Sur la demande de provision :

2. L’article R. 541-1 du code de justice administrative dispose que : « Le juge des référés peut, même en l’absence d’une demande au fond, accorder une provision au créancier qui l’a saisi lorsque l’existence de l’obligation n’est pas sérieusement contestable. Il peut, même d’office, subordonner le versement de la provision à la constitution d’une garantie. ».

3. Ainsi qu’il a été dit au point 1, par un jugement n°2414668 du 31 juillet 2025, le tribunal a statué au fond sur les conclusions indemnitaires présentées par M. A.... Ses conclusions à fin de provision ont donc, en tout état de cause, perdu leur objet en cours d’instance et il n’y a plus lieu d’y statuer.

Sur les frais liés au litige :

4. Il n’y a pas lieu, dans les circonstances de l’espèce, de mettre à la charge de l’État la somme réclamée par M. A... au titre des frais liés au litige.


Par ces motifs, le tribunal ordonne :

Article 1er : Il n’y a pas lieu de statuer sur la demande de provision de M. A....

Article 2 : Le surplus des conclusions de la requête est rejeté.

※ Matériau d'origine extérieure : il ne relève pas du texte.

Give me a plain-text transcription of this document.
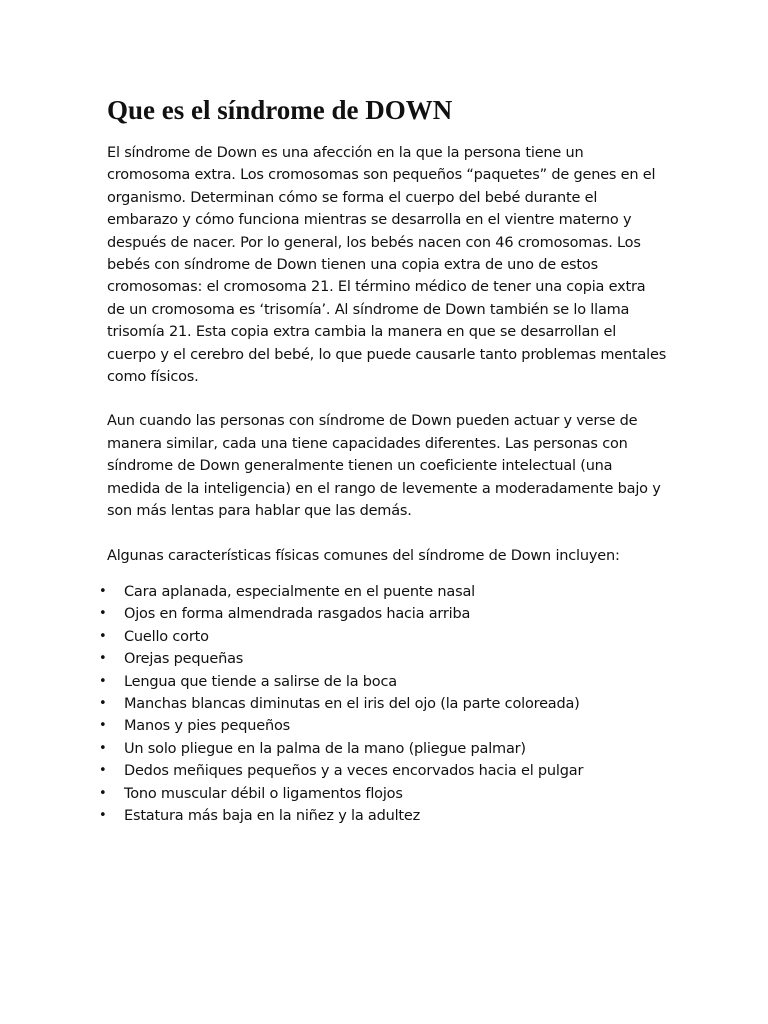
Que es el síndrome de DOWN

El síndrome de Down es una afección en la que la persona tiene un cromosoma extra. Los cromosomas son pequeños “paquetes” de genes en el organismo. Determinan cómo se forma el cuerpo del bebé durante el embarazo y cómo funciona mientras se desarrolla en el vientre materno y después de nacer. Por lo general, los bebés nacen con 46 cromosomas. Los bebés con síndrome de Down tienen una copia extra de uno de estos cromosomas: el cromosoma 21. El término médico de tener una copia extra de un cromosoma es ‘trisomía’. Al síndrome de Down también se lo llama trisomía 21. Esta copia extra cambia la manera en que se desarrollan el cuerpo y el cerebro del bebé, lo que puede causarle tanto problemas mentales como físicos.

Aun cuando las personas con síndrome de Down pueden actuar y verse de manera similar, cada una tiene capacidades diferentes. Las personas con síndrome de Down generalmente tienen un coeficiente intelectual (una medida de la inteligencia) en el rango de levemente a moderadamente bajo y son más lentas para hablar que las demás.

Algunas características físicas comunes del síndrome de Down incluyen:

• Cara aplanada, especialmente en el puente nasal
• Ojos en forma almendrada rasgados hacia arriba
• Cuello corto
• Orejas pequeñas
• Lengua que tiende a salirse de la boca
• Manchas blancas diminutas en el iris del ojo (la parte coloreada)
• Manos y pies pequeños
• Un solo pliegue en la palma de la mano (pliegue palmar)
• Dedos meñiques pequeños y a veces encorvados hacia el pulgar
• Tono muscular débil o ligamentos flojos
• Estatura más baja en la niñez y la adultez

Article 3 : La présente ordonnance sera notifiée à M. B... A..., à Me Tomas et au ministre de l'aménagement du territoire et de la décentralisation.

Copie en sera adressée au préfet des Hauts-de-Seine.


Fait à Cergy, le 17 septembre 2025.


La Juge des référés,

Signé


Z. Saïh



La République mande et ordonne au ministre de l'aménagement du territoire et de la décentralisation en ce qui le concerne et à tous commissaires de justice à ce requis en ce qui concerne les voies de droit commun contre les parties privées, de pourvoir à l’exécution de la présente décision.